Other therapies can include assistive devices, counseling patients and their families regarding home management, heat therapy, range-of-motion and strengthening exercises, and biofeedback. The aim is to reduce the need for and frequency of medical care, through a balance between rest and activity and between effective drug dose and physical modalities. To protect joints and allow function, various braces and assistive devices may be needed. Posture training may alleviate postural muscle fatigue. In acute stages of inflammation, the treatment choices are rest, ice, compression, and proper positioning and medicinals for pain and inflammation.

Physicians may offer physical therapy, occupational therapy, assistive devices for self-care, ambulation, or home and automobile modifications. Assistive devices may include reachers, an elongated shoehorn handle, thickened handles for utensils, walkers, canes, crutches, and wheelchairs. Homes may require ramps for easier access, widened doors to allow wheelchair passage, grab bars in bathtubs, or raised toilet seats for easier transference from a wheelchair.

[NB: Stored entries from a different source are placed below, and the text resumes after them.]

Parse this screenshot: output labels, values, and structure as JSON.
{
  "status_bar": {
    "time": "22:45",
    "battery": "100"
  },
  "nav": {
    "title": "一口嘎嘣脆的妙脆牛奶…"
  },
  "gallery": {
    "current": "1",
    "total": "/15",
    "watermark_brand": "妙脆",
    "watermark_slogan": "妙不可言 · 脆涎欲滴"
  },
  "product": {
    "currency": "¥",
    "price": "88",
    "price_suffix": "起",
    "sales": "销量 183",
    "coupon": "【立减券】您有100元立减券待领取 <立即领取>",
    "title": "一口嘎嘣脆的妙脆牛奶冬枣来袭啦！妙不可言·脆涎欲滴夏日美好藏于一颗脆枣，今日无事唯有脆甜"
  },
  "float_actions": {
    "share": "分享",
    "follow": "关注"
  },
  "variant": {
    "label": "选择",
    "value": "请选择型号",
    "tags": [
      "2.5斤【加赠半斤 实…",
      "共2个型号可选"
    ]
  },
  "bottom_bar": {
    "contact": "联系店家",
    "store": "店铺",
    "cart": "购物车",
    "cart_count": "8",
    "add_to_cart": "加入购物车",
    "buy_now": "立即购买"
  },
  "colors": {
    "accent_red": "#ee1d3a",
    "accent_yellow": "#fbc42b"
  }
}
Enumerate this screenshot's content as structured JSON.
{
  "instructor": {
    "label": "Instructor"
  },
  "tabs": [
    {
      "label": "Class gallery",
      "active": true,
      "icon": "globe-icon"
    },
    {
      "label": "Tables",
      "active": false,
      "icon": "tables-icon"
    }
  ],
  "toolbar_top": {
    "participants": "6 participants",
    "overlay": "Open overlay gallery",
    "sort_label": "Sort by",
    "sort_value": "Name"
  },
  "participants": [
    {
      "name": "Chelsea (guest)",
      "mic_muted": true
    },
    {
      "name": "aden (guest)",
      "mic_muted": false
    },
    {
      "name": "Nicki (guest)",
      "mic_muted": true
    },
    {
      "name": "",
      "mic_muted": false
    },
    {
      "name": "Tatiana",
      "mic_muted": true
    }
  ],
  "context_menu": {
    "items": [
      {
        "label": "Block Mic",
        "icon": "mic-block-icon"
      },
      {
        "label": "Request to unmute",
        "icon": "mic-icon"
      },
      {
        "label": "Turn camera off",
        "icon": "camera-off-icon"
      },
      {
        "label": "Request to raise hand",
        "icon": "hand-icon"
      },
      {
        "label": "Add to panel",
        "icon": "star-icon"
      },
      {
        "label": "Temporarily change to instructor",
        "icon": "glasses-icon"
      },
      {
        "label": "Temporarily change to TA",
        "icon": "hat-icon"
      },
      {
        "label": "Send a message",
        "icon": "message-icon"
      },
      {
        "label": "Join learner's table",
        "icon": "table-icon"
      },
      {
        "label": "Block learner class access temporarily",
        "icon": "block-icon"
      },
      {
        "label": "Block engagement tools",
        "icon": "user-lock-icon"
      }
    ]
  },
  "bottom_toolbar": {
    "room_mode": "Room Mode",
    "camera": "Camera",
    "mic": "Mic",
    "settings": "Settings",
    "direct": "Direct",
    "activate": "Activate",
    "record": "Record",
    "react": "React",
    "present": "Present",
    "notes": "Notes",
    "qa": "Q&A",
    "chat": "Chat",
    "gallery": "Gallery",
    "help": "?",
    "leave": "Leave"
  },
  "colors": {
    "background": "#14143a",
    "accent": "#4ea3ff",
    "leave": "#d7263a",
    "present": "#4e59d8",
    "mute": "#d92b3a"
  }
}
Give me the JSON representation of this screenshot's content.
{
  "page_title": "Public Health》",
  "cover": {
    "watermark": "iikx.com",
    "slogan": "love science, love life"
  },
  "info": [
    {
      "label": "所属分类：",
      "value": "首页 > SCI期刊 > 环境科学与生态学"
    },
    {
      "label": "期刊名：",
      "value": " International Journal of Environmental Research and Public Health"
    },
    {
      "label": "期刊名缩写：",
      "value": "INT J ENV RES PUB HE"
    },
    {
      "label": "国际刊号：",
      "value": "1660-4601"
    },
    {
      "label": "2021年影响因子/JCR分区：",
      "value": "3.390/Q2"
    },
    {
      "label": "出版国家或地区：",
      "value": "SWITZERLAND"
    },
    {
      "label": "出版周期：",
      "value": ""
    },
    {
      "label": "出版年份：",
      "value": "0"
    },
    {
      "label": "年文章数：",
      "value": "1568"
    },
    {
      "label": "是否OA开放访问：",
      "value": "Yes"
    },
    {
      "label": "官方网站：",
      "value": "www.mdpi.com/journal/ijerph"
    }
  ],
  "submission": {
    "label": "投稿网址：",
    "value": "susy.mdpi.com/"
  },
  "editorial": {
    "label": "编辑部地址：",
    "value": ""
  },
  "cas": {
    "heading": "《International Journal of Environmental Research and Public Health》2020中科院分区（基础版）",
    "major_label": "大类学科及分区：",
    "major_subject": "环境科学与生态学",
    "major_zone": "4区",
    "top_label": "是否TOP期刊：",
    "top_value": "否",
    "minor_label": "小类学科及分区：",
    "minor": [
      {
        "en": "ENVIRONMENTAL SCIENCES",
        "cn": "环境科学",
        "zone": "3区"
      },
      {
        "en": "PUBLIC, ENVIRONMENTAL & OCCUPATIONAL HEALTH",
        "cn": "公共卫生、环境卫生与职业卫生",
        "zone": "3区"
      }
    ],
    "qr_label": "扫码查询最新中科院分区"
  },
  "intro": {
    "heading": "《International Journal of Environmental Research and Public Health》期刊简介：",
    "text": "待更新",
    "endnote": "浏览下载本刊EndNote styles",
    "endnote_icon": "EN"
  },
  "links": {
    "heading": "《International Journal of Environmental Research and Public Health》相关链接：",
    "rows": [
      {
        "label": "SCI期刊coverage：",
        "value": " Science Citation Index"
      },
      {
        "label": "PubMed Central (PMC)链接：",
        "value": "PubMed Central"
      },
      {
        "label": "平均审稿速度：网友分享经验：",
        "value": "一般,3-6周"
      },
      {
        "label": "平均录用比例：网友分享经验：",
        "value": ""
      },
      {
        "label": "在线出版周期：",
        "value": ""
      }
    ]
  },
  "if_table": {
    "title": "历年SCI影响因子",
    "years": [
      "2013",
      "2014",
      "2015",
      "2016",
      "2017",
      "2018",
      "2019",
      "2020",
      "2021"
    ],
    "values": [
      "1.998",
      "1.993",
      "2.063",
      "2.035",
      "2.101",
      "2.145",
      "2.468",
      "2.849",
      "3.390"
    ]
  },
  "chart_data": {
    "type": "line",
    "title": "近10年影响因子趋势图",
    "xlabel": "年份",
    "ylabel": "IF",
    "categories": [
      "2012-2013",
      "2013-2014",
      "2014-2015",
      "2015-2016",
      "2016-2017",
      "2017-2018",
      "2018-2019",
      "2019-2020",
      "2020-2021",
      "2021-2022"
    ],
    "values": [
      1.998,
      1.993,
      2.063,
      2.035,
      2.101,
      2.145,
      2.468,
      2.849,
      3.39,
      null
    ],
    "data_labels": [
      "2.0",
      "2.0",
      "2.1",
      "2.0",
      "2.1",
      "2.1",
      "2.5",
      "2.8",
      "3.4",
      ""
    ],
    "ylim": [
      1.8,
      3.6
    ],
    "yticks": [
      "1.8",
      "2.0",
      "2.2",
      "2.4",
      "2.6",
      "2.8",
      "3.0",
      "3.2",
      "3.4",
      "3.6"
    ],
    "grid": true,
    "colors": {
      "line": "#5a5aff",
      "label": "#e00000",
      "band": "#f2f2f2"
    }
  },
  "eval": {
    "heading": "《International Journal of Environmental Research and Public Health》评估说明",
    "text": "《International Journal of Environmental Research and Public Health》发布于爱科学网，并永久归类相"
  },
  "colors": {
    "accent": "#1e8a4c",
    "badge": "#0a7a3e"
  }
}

Heat therapy may reduce the pain, loosening tightened tissues. Patients frequently will be stiffer after protracted rest periods (for example, on waking) and feel better after some activity and exercise. Heated pools offer an excellent heating and exercise modality. The type of heat modality used will depend upon the depth of heating desired. Hot packs and infrared lamps will heat predominantly the skin surface areas and some underlying muscles. Diathermy units heat the muscular layers, and ultrasound treatments heat the deepest bony layers. Ultrasound (but not diathermy) can even be used in patients who have metallic implants such as joint replacements.

Perspective and Prospects

Historically, arthritis was treated with warm baths or sands. Some experimental treatments presently being tried include transcutaneous electrical nerve stimulation (TENS) to bring about reductions in intra-articular pressures and in the fluid and cellular content in joints. Exercises continue to maintain and improve strength, dexterity, the range of motion, and endurance. Good health habits—including adequate rest, good nutrition, nutritional supplements, and weight management—can be beneficial.